A PwC report on ten African countries on Wednesday named Nigeria and Ghana as Africa’s rising stars in terms of their future prospects for the transportation and logistics industry.
PwC capital projects and infrastructure solutions associate director Andrew Shaw said in Johannesburg that Nigeria should see its economy double in ten years, should it manage the average 6.8% gross domestic product (GDP) growth forecast for 2012 to 2017.
Nigeria was ranked as the world’s fourth-fastest growing economy, driven largely by oil exports.
Shaw said the Nigerian government had ambitious plans to expand its infrastructure, rated in the study as average, to assist in growing the economy further.
A new $1.6-billion deep-sea port was planned at Lekki, while $2-billion would be invested to reconstruct 2 000 km of rail.
The ten countries included in the study, completed with the assistance of Econometrix in South Africa, were Algeria, Angola, the Democratic Republic of the Congo (DRC), Egypt, Ghana, Kenya, Mozambique, Nigeria, South Africa and Tanzania.
The countries were judged against each other in terms of demographics and resources; economics; business environment; trade and logistics; and transport infrastructure, with each rated as either ‘attractive’, ‘average’ or ‘unattractive’.
South Africa fared best overall, with attractive economics, business environment, trade and logistics and transport infrastructure, although it scored an average on demographics and resources.
Ghana came second, so to speak, with attractive economics, business environment and trade and logistics, and average transport infrastructure and demographic and resources.

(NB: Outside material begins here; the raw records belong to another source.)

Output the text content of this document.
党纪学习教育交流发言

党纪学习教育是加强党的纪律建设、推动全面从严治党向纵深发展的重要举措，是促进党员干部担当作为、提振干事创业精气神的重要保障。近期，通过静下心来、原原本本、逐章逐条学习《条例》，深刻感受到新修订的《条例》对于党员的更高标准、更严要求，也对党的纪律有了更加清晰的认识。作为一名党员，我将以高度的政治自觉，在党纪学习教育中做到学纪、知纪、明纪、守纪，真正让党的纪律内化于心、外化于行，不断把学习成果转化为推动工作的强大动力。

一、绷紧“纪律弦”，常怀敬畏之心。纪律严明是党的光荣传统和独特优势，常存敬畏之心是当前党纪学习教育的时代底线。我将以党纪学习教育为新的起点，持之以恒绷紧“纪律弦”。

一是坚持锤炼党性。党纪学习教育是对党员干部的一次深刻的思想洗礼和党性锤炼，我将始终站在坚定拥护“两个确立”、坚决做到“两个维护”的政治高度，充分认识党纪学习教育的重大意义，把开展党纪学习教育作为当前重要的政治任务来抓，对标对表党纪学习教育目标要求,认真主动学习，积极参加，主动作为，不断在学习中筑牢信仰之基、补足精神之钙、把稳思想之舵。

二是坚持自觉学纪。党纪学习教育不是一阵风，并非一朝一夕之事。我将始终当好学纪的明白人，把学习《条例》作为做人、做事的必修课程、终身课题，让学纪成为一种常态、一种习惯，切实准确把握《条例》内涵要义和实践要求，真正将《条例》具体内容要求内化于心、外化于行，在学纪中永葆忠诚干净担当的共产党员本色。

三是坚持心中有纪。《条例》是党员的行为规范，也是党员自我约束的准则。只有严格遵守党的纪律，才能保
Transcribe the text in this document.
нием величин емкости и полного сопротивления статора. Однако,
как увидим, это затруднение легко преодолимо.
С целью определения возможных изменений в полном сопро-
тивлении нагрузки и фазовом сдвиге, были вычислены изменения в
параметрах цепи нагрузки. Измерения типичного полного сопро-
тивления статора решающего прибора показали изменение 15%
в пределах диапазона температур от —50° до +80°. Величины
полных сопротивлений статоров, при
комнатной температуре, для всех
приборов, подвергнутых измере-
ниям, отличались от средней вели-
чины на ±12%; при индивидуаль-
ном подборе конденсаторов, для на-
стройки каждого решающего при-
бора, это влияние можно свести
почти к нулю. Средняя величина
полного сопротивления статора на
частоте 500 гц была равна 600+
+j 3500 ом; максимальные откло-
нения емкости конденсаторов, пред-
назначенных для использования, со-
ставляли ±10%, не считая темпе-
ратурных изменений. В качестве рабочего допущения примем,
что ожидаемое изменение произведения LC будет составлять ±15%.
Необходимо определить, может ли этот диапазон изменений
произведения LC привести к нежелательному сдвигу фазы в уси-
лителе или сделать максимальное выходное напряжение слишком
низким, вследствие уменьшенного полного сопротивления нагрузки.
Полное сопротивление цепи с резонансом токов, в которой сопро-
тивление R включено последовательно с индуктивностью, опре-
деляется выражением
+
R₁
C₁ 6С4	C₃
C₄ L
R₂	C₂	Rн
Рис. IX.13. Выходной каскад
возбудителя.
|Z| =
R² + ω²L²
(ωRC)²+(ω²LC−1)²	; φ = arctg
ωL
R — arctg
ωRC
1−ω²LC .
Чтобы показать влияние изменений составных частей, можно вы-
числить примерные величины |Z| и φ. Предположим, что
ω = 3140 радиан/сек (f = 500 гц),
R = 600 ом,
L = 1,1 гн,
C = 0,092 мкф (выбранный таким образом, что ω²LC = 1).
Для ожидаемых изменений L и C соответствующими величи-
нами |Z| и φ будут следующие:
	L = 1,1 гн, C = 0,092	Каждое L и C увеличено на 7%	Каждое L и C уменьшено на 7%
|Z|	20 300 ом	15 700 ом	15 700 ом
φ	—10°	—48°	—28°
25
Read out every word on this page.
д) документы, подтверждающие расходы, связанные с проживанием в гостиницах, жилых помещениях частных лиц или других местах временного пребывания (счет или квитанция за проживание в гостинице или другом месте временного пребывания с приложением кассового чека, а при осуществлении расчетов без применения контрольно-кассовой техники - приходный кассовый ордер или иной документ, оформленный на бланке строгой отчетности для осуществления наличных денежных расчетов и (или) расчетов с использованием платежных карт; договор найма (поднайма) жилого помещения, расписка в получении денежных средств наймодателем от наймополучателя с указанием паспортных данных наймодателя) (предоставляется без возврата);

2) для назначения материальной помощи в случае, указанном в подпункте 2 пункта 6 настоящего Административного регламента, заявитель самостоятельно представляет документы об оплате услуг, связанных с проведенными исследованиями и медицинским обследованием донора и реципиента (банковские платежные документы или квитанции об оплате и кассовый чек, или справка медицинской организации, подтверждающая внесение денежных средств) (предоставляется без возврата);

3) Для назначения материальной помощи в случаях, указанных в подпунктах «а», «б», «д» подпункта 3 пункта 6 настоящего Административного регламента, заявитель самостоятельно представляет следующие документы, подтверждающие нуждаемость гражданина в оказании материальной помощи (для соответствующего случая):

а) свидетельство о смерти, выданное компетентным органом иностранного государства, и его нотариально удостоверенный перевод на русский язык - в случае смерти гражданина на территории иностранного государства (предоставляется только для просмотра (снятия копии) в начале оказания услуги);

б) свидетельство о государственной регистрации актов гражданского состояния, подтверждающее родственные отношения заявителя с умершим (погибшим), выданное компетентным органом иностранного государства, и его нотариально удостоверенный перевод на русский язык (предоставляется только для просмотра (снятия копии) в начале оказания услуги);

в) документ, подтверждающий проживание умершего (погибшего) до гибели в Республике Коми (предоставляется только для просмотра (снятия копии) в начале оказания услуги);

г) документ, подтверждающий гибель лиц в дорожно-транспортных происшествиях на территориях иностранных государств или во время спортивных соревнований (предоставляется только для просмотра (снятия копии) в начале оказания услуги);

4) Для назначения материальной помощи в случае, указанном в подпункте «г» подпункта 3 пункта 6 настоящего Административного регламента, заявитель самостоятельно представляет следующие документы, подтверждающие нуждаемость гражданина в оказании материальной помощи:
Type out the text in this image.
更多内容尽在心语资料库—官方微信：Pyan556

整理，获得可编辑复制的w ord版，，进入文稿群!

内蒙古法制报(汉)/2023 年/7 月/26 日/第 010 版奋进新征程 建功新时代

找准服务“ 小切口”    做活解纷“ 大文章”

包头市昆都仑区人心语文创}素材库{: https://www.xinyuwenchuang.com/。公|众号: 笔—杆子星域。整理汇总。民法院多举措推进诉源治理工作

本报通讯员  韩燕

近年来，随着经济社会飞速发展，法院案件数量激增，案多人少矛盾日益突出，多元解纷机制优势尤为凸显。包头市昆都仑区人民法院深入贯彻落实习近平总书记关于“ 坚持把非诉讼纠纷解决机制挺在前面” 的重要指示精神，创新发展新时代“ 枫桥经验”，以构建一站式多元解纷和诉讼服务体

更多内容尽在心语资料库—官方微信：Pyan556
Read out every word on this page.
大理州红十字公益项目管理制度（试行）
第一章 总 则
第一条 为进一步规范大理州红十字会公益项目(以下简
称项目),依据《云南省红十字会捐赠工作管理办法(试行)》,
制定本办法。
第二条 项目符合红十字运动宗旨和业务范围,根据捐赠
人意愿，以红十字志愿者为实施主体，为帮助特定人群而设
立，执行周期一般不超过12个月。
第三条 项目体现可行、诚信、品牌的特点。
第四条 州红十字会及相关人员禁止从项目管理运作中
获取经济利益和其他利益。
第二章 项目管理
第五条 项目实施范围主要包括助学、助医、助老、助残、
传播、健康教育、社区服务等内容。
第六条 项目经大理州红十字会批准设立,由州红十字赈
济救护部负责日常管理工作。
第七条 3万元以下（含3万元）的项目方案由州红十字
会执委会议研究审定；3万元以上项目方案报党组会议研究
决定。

Ghana was seen as politically stable and was well-connected to its neighbours, while also offering a high level of education. Ghana’s public expenditure on education as a percentage of its GDP was the highest of all ten countries.
The DRC scored worst in the PwC study, with average demographics and resources, and unattractive economics, business environment, trade and logistics and transport infrastructure.
Looking ahead from 2012 to 2017, the situation in the DRC was not expected to improve significantly, despite average GDP growth of 8.6% – the highest of all ten countries.
Angola was forecast to record average GDP grow of 5.7% during this period, Ghana 5.9%, Kenya 6.2%, Mozambique 8%, Nigeria 6.8%, South Africa 3%, Algeria 3.6%, Egypt 3.5% and Tanzania 7%.
Shaw said Mozambique was a case in point of how inadequate infrastructure could stall growth.
“The country has massive reserves of coal and natural gas that can’t get out.”
Mozambique’s lack of infrastructure, and fast-deteriorating existing infrastructure, had forced landlocked countries, such as Zimbabwe, to rather move their goods through Tanzania or South Africa.
New oil fields in Kenya and Uganda, as well as growing agricultural exports, were expected to kick-start a new round of investments at East African ports.
Just over $50-million was to be invested in Kenya’s Mombasa port, and $400- to $500-million in Tanzania’s Dar es Salaam port.
Shaw said China was an important driver of infrastructure construction in Africa, in exchange for much-needed natural resources.
The DRC State copper company had, for example, signed a contract with China worth more than the DRC’s yearly budget.
Kenya’s $5-billion rail agreement linking Mombasa with Uganda was also driven by China, said Shaw.
While exporting and importing goods were important, he emphasised that Africa should do more to improve intra-Africa trade.
Only 11% of Africa’s trade was with African trading partners, compared with 50% between Asian countries.
This meant Africa’s road network had to improve.
Shaw said a roll-out of infrastructure to cater for mining, oil and gas projects should lead to a growing retail and agricultural sector, which had a different set of infrastructure demands, such as cold storage.
He named threats to the African business environment as corruption, strike action in South Africa, the continued Arab Spring up north, piracy on the East Coast, and regular floods in Angola and Mozambique.
There was also a lack of political will to collaborate.
“Whether moving resources off the continent or bringing goods and services into its burgeoning economies, Africa’s future growth and development will depend on the quality of its infrastructure and the efficiency of its transport networks,” noted PwC transportation and logistics global leader Klaus-Dieter Ruske.